Living in Michigan, it seems like we have been hit with the national economic downturn the hardest and the longest. The once lively, manufacturing hubs of Detroit, Flint, Pontiac and Grand Rapids fell into disarray decades ago; long before “recession” became a national buzz word. While the world’s eyes, ears, TV’s and Blackberrys were tuned in to the downfall of Detroit, Grand Rapids slowly and meticulously staged a comeback.
Grand Rapids Skyline
The Grand Rapids skyline is only a snapshot of the city’s success. There’s the sprawling Grand Valley State University Campus, the new billion dollar medical complex, the Meijer Gardens, the DeVos Convention Center, the Van Andel Institute, and the list continues. The once shady downtown area is now bustling with restaurants, clubs, and fashionable condos. What in the world happened?
Rewind back to the early 1990’s and Grand Rapids was facing the same bleak future as Detroit and Flint. The once thriving furniture and auto-parts companies that fueled the city’s growth for almost 30 decades closed, and the town had no other large employers to turn to. In the face of so many obstacles, it would have been easy to give up on a town so dependent on failing industries, but a group of determined philanthropists did not. They formed a redevelopment group called Grand Action. Through the generous giving of resident philanthropists, the careful research and leadership of Grand Action in partnership with local officials, they revitalized the Grand Rapids downtown area with new tourist attractions.
But perhaps the biggest gift that Grand Action has given to the city is the jobs: no longer is the city dependent on the dwindling manufacturing companies. Yes, the auto parts factories are still empty and of course Grand Rapids is still victim to the rise in unemployment that the nation has undergone. But thanks to the newly donated medical complex and the new GVSU satellite campus, the city has been able to secure its citizens steady and growing employment in health care and education; a formula that has also kept Ann Arbor afloat in these tough economic times.
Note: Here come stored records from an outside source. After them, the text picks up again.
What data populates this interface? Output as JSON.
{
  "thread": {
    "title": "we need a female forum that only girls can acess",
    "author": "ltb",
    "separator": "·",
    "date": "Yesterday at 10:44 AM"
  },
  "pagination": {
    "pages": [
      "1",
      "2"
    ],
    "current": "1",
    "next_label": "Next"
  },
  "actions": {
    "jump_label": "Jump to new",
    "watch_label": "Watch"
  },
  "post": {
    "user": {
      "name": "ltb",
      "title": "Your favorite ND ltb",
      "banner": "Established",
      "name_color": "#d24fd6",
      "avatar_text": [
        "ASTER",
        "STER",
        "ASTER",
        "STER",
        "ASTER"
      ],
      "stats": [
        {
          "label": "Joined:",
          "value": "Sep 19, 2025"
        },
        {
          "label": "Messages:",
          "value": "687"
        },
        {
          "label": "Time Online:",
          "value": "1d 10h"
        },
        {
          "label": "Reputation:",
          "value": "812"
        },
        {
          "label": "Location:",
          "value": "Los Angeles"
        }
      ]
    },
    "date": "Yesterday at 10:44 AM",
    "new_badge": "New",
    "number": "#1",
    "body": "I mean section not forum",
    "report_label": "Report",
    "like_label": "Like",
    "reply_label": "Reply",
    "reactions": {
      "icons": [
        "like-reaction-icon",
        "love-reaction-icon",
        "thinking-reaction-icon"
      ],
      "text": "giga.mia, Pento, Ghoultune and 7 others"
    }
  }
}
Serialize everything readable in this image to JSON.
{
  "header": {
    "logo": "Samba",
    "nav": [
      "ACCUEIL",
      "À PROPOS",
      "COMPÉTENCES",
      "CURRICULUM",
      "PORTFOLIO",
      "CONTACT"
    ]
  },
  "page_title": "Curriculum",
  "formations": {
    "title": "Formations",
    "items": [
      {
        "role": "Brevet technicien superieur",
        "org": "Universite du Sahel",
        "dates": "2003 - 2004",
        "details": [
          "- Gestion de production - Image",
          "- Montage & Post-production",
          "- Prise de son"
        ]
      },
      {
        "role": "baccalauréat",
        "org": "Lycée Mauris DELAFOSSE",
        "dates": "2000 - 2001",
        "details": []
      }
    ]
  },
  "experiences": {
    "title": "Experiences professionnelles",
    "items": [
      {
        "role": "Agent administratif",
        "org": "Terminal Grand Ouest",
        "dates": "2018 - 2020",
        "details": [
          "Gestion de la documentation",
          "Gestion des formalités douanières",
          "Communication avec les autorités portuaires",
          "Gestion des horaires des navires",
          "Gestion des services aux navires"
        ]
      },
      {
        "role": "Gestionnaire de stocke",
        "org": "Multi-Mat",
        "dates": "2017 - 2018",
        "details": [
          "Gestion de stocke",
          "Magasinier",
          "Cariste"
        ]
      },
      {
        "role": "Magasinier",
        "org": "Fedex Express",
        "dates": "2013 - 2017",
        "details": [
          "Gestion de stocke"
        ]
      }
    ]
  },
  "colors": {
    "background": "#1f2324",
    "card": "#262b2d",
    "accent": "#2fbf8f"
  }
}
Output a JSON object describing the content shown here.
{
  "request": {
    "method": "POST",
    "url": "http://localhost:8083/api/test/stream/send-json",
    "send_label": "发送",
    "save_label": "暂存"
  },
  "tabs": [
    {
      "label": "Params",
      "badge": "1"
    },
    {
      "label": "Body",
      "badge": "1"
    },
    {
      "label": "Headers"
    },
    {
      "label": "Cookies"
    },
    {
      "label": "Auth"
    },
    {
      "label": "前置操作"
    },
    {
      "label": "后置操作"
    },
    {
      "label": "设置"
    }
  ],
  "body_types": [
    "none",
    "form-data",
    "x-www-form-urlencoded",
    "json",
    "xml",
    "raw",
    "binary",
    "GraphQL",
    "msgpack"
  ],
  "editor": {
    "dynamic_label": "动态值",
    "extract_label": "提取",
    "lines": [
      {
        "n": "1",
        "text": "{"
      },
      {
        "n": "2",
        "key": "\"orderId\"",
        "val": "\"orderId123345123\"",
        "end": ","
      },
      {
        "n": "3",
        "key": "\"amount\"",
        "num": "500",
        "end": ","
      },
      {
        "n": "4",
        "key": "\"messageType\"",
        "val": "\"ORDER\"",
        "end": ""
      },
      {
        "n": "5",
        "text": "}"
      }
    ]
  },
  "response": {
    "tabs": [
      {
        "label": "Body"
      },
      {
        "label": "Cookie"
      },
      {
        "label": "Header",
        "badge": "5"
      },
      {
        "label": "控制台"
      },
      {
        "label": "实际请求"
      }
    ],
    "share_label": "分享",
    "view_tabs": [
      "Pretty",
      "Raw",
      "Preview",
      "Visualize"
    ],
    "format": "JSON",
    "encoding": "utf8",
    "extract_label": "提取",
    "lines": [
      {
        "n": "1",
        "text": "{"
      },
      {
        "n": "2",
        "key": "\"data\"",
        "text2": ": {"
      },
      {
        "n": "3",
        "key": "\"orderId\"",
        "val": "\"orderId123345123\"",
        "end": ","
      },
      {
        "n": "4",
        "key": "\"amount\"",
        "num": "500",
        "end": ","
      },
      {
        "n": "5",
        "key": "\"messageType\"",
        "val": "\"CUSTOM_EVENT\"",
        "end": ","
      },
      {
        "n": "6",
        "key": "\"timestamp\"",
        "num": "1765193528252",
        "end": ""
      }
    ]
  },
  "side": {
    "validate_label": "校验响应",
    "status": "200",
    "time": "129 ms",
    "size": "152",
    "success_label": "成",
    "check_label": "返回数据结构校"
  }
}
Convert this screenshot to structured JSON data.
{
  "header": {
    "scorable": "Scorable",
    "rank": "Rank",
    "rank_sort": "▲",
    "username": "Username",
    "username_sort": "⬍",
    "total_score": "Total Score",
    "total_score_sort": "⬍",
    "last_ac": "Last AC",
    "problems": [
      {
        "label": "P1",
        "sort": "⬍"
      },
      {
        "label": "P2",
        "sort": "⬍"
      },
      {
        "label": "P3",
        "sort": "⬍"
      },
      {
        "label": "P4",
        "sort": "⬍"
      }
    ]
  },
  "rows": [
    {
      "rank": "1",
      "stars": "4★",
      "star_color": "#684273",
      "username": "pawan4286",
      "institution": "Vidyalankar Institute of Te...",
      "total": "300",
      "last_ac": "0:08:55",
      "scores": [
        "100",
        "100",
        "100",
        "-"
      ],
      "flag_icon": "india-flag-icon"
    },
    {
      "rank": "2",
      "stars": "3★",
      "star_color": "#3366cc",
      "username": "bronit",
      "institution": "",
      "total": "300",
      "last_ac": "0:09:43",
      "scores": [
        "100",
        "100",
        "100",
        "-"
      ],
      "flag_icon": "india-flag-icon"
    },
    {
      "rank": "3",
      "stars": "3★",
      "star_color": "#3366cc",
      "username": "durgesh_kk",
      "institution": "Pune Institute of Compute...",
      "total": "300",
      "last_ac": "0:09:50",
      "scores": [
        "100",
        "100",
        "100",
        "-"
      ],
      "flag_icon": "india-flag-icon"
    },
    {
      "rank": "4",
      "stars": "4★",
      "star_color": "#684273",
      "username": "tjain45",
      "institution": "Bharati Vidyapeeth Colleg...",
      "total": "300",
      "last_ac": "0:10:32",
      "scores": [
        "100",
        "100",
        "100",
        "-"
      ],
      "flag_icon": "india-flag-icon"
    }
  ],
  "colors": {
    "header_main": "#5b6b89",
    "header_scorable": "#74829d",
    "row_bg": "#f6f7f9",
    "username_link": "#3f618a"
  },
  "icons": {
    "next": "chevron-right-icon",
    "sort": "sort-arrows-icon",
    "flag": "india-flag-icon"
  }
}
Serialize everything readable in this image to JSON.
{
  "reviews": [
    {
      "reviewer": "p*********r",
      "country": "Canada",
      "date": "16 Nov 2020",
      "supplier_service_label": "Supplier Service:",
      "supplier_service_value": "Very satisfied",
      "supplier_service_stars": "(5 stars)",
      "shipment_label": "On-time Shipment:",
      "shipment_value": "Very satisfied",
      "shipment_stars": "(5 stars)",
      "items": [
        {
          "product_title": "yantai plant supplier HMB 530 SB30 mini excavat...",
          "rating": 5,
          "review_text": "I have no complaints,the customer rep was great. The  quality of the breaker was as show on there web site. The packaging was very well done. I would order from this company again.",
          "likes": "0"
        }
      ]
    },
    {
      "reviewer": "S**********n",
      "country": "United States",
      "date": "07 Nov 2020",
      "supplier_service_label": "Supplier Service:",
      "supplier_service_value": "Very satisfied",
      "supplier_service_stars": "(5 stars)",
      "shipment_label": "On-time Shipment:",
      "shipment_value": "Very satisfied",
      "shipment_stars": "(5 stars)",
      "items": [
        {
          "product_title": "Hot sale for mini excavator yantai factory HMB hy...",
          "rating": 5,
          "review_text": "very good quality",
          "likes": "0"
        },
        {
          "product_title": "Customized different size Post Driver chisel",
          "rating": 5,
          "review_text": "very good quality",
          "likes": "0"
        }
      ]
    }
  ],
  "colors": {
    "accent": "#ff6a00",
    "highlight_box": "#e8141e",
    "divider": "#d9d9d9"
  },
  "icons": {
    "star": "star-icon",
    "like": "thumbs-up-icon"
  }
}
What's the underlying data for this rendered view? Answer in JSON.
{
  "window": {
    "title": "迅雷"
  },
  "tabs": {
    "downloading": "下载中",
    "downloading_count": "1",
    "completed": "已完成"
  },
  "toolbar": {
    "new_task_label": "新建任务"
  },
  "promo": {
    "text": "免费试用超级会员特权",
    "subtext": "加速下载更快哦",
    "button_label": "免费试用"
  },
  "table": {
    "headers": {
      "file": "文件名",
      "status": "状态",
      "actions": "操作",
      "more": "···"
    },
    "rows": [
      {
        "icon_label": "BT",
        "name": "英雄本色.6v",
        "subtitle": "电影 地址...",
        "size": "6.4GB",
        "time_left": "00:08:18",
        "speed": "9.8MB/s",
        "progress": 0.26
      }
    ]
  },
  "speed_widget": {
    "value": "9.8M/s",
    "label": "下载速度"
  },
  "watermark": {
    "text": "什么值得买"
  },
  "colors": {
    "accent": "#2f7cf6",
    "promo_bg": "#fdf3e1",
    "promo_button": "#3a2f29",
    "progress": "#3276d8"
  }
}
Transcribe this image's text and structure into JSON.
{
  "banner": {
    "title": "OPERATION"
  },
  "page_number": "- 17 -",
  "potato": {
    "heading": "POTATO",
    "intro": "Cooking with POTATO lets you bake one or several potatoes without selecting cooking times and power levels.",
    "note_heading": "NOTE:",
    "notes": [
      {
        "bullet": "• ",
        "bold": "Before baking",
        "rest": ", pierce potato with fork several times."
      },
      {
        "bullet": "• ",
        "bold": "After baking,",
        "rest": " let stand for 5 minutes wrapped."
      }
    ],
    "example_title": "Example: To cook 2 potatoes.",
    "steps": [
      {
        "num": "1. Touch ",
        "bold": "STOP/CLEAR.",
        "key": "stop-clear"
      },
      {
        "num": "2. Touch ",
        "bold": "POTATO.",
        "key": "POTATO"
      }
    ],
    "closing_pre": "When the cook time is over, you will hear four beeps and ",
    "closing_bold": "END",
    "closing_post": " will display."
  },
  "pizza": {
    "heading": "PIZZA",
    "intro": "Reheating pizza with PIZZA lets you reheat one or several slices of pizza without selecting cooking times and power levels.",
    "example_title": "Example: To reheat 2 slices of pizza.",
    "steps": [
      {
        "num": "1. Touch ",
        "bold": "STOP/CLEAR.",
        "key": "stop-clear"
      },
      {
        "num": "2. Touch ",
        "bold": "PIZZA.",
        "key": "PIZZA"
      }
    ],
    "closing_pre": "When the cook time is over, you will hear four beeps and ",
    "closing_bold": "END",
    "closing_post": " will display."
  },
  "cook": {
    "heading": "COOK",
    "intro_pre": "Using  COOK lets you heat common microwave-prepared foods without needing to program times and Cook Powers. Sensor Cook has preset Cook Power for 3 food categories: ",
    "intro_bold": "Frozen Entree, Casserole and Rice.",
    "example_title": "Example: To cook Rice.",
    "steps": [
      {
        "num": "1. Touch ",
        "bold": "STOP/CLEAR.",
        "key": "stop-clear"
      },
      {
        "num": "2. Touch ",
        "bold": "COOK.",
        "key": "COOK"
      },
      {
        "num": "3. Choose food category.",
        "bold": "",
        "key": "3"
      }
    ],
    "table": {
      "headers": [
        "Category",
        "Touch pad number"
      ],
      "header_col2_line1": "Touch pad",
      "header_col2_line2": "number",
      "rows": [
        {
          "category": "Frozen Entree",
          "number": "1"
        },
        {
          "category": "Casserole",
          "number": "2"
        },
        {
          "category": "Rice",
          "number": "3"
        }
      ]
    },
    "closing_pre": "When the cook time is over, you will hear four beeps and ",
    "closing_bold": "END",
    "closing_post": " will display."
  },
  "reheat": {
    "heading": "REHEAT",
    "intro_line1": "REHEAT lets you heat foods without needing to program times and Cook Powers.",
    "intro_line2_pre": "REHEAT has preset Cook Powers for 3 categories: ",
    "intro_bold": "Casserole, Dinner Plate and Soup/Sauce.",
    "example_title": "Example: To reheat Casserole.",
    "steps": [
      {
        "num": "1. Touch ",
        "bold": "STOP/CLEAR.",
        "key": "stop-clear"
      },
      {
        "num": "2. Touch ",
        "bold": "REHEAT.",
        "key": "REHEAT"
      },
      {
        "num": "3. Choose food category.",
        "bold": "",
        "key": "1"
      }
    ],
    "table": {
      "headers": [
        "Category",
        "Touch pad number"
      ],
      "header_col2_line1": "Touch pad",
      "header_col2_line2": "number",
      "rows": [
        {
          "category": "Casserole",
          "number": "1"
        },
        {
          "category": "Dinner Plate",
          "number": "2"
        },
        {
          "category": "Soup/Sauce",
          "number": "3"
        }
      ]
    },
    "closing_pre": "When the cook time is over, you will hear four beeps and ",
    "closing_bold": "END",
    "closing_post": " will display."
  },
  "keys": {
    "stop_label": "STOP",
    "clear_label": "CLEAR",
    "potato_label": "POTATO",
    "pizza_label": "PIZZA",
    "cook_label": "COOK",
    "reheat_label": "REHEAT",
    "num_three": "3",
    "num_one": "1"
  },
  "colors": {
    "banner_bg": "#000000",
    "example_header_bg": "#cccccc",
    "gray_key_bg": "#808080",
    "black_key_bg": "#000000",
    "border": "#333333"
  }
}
But the real question is: Will this formula work for Detroit? Can a group of philanthropists turn Detroit around? If it took Grand Rapids two decades of reinvention to get to this stage, how long will it take Detroit?
I’ve learned that one of the great benefits of being a D-SIP intern is that once in a while you are able to sit in on a very interesting meeting or attend a cool event. This past Wednesday I was lucky enough to attend an event on leadership put on by Human Resource Development and co-sponsored by the Center for the Education of Women. The event featured Betsy Myers, a former senior staffer in the Clinton White House and the COO of Obama’s Presidential campaign. She is a compelling speaker, and a strong female leader—and given my political background (I interned on Capitol Hill in DC last summer) I really enjoyed listening to her speak.
Betsy Myers-Campaign COO and Chair of Women for Obama
There were two takeaways from the conference that really resonated with me. First, was Betsy Myers’ idea of authentic leadership. She described how it’s really important for each leader to be true to themselves, and to be comfortable in their own skin. She said that one of her reasons for leaving her job at Harvard to join an upstart Obama campaign that at the time was unlikely to succeed was that she viewed Obama as an authentic leader. At the beginning of his campaign he told his senior staff something to the effect of I am who I am and so be it—and that type of attitude inspired many and helped lead him to victory.
A second takeaway for me was during one of the event panel discussions, Betsy Myers and Dan Mulhern had an interesting exchange. Mulhern is the husband of current Michigan Governor Jennifer Granholm, and is himself a lawyer and leadership expert. Mulhern and Myers talked about how these days more and more experts in the field are discussing how important it is to lead more like a woman. Meaning that the old school “command and control” model of leadership is over, leaders need to be more perceptive, open and transparent about their goals and values with their employees, and be open to feedback among other things. Apparently these are traits that are classically attributed to women leaders. However, I think that, especially in my generation, these skills are becoming more and more common between both sexes. In my experience as a student leader at Michigan, I was forced to use these skills many times so I know the importance. I also know that many of my male and female counterparts were the same way. Regardless, I thought this discussion was an interesting to have and kind of shows the transformation that the idea of “leadership” is going through as we speak.
I guess I’m still unclear how this all relates to my role as an intern. In my first week I’ve had to take initiative on tasks, and lead discussions—but I also know that it’s not necessarily my place to “lead” yet because I’m so new to this field and am starting at the bottom. I’m glad I attended the conference, but as the summer moves along I will be interested to see if any of these takeaways will apply to my current position. One thing is for sure, I will definitely listen and observe leadership in action—and try to learn from any tips I can get along the way.